La Matière hagiographique de Bretagne a été soumise à des influences multiples tout au long de son histoire. Un apport vraisemblablement notable, mais difficilement évaluable, concernant la composition des Vies des saints bretons dans ce foyer de langue brittonique, a consisté dans le recyclage d’anciennes traditions orales celtiques, remontant à des mythes et rites préchrétiens, qui, toujours plus dépouillées au fil du temps de leur ancienne portée religieuse et culturelle, avaient pu être mises par écrit et toilettées par des lettrés chrétiens, ou continuaient de figurer dans les répertoires des conteurs bretons armoricains, mais aussi corniques, gallois ou bien encore ceux d’Irlande, de Man et d’Écosse.

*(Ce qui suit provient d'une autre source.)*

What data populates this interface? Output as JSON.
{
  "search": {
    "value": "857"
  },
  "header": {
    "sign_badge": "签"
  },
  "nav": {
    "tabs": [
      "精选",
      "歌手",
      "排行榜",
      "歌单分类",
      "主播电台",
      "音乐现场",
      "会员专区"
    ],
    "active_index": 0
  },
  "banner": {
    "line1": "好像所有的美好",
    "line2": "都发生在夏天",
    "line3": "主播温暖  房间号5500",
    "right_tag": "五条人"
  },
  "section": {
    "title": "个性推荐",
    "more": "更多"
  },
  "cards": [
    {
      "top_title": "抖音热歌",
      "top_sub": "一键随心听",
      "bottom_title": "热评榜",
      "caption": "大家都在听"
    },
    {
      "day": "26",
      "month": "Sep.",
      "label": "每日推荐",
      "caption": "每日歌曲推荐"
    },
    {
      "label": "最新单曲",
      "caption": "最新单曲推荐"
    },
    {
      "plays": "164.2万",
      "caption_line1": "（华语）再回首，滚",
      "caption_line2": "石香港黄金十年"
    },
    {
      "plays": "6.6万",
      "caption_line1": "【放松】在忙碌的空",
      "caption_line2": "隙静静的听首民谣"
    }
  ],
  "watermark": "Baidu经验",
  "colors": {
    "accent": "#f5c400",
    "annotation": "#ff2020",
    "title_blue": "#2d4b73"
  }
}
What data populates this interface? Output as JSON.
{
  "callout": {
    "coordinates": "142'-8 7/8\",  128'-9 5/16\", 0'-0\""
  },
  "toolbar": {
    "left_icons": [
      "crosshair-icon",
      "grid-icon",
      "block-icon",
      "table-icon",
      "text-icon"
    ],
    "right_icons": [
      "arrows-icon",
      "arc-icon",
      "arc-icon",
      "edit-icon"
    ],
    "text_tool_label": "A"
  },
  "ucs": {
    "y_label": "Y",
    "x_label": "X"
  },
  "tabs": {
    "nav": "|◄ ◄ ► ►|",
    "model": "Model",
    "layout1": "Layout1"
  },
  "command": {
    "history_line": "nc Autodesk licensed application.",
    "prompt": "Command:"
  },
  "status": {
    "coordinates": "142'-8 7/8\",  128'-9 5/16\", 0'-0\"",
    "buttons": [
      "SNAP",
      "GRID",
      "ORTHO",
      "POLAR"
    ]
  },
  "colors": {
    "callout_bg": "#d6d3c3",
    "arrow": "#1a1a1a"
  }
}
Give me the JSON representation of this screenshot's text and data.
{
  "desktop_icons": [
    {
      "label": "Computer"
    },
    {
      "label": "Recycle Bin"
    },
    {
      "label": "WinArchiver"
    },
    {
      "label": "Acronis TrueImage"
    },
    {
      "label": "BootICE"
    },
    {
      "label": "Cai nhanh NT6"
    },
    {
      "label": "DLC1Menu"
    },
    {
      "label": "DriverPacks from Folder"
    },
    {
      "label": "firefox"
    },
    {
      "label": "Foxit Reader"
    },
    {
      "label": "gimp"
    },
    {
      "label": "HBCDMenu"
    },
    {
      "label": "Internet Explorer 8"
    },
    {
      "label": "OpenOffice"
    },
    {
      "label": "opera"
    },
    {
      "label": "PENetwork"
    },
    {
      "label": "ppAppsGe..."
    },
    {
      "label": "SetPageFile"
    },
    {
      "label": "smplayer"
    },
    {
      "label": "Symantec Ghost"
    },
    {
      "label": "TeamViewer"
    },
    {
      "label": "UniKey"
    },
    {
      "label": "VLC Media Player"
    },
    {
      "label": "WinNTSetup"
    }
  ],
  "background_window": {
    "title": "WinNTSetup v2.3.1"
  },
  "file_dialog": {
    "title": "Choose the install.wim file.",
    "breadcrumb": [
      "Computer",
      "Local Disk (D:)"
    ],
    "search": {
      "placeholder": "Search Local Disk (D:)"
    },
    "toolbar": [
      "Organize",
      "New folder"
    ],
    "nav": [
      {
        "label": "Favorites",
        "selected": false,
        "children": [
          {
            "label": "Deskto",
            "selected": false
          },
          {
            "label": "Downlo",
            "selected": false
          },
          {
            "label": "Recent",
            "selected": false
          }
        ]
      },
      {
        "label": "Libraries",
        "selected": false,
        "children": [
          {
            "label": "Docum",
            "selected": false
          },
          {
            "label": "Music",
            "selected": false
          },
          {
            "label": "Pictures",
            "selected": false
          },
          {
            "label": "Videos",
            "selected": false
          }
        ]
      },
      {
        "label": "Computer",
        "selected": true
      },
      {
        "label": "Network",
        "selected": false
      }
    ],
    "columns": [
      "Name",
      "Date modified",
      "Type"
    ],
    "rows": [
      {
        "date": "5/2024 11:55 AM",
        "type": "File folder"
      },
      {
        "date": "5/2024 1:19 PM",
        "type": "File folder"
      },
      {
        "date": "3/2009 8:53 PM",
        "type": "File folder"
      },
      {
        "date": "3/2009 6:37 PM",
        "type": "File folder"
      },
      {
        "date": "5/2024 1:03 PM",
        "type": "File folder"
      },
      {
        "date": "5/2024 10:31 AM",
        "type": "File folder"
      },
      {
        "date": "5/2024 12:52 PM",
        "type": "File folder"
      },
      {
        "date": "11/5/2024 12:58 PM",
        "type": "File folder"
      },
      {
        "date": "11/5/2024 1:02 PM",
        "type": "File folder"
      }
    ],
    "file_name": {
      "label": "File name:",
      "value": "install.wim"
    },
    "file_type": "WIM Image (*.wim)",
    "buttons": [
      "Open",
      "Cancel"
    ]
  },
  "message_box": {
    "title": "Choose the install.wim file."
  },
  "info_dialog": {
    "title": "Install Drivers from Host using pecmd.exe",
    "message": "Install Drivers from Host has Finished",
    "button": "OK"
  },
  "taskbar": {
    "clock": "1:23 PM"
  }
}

Cet apport n’est pas toujours évident à identifier, du fait que notre connaissance des anciennes mythologies des sociétés celtiques est largement fragmentaire ; du fait aussi que ces biographies de saints et les chroniques de leurs miracles sont en général des oeuvres composites et hybrides que les hagiographes ont élaborées en combinant données historiques et motifs littéraires puisés aussi bien à des thèmes épiques, folkloriques que bibliques ou d’autres fonds hagiographiques antérieurs, et en les adaptant avec une grande liberté au système de valeurs de la société de leur temps. Il en résulte qu’il est souvent plus aisé d’authentifier un petit substrat celtique en cours de narration que d’affirmer la structuration d’un personnage ou d’une Vita entière à partir du décalque d’un ancien mythe celte. Il n’est pas moins délicat de tenter d’évaluer le caractère volontaire de l’emprunt, de comprendre s’il était détenu de première ou d’énième main, d’identifier sa source de provenance – parfois une autre oeuvre hagiographique -, de savoir s’il fut motivé par un objectif religieux précis, enfin de jauger la part de « resémentisation », d’adaptatio christiana qu’il contenait. Nous le voyons parfois sur Ar Gedour, via certaines de nos publications concernant la Vie des Saints de Bretagne : nos recherches aboutissent à des approfondissements ou à des remises en questions, ce qui génère occasionnellement des désaccords avec certains de nos lecteurs ou avec d’autres chercheurs.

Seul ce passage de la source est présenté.